To be fair to the whipless wonders, early press reports of Mr Santer's speech to the European Parliament gave credence to a paranoid interpretation of the incoming European Commission President's intentions. Mr Santer was variously described as rejectingJohn Major's vision of an a la carte Europe, wanting to scrap the British opt-out from the social chapter and pushing hell-for-leather for a single currency.

For once the response from Downing Street was more convincing. Mr Santer had actually endorsed the Majorite notion of a multi-speed Europe and his support for the social charter and the single currency were repetitions of existing policy. Even better, hehad added ideas for enforcing member states' compliance with directives (Britain's record is very good), combatting fraud and making subsidiarity work.

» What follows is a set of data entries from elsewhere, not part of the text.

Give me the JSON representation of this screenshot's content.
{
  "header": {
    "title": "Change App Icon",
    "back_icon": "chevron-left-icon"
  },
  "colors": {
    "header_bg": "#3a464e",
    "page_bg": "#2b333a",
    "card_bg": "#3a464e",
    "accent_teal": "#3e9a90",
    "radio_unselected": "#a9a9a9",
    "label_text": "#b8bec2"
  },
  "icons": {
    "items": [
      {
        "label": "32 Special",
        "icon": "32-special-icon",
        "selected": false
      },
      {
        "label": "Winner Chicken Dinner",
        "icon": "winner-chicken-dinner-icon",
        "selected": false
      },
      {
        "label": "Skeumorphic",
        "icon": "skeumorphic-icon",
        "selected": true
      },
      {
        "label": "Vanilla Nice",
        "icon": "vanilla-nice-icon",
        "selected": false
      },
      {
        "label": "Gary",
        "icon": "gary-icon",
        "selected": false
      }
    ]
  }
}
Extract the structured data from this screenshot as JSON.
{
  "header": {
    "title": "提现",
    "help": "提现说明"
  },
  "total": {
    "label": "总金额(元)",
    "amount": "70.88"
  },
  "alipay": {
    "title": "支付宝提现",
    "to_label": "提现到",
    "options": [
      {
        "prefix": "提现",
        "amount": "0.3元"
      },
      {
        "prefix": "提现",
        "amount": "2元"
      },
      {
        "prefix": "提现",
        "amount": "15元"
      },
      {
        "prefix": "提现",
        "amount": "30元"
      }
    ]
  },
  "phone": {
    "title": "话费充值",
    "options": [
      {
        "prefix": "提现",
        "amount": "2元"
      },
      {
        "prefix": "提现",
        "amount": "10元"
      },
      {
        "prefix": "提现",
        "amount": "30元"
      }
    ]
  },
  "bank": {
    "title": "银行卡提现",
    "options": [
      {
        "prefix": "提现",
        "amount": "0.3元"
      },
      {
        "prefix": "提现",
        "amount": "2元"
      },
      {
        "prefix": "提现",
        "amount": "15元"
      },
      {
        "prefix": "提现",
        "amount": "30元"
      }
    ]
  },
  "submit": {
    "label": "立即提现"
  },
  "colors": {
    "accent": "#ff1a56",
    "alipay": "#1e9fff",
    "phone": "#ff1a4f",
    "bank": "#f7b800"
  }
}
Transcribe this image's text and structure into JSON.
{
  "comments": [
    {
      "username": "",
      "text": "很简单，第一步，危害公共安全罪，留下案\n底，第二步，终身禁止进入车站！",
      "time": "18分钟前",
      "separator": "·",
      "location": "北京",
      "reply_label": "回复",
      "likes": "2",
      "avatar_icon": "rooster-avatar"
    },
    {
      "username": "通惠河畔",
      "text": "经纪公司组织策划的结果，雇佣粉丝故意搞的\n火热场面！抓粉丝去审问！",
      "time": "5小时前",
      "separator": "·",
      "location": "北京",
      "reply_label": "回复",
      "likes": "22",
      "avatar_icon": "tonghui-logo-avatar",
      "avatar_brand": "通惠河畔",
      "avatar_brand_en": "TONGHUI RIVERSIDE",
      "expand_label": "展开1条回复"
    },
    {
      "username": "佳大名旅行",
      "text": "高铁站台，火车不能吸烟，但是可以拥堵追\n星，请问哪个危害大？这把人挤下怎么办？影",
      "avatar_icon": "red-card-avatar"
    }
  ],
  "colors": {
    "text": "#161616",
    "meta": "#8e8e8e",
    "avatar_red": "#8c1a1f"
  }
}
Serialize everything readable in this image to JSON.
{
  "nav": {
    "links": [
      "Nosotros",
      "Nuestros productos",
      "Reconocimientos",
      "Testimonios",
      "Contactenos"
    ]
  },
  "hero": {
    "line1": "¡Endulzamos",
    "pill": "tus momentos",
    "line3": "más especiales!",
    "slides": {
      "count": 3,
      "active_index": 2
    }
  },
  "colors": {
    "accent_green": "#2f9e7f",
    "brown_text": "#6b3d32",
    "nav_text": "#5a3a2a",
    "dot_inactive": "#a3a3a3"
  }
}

But the fact that the inoffensive Mr Santer had once more failed to offend should not disguise the fact that something very interesting was going on. His speech was designed to win the support of the European Parliament for his nominated Commission and for himself as EU President. The power to veto the Commission as a whole was a largely overlooked provision of the Maastricht treaty and was being exercised for the first time. Many of the 600 MEPs clearly enjoyed their role, subjecting Commission nominees to some rather searching cross-examination, even concluding, in one case, that the putative Commissioner had not mastered her brief.

This is significant because the Strasbourg assembly has long been seen by many as a joke. It was the place where Ian Paisley heckled the Pope, French farmers herded their cows in protest and members, speaking languages unknown to each other, listened with their headphones off. Now the Parliament is using its enhanced powers to subject the work of the Commission and of the Council of Ministers to more effective scrutiny.

This is where the knights of doleful countenance re-enter our tale, for their great achievement has been to draw attention to the yawning gap - the democratic deficit - that exists between the people of Europe and the institutions of the EU. It has been clear for some time that the ability of national parliaments properly to scrutinise the vast mass of Euro-regulation is minimal. Now the coming of age of the European Parliament offers a real chance to address the problem. Mr Santer seems to have understood this, not least by suggesting that MEPs should choose the next EU President. At the 1996 inter-governmental conference, the case for further strengthening the powers of Strasbourg is one that Mr Major (or indeed, Mr Blair) will have to answer.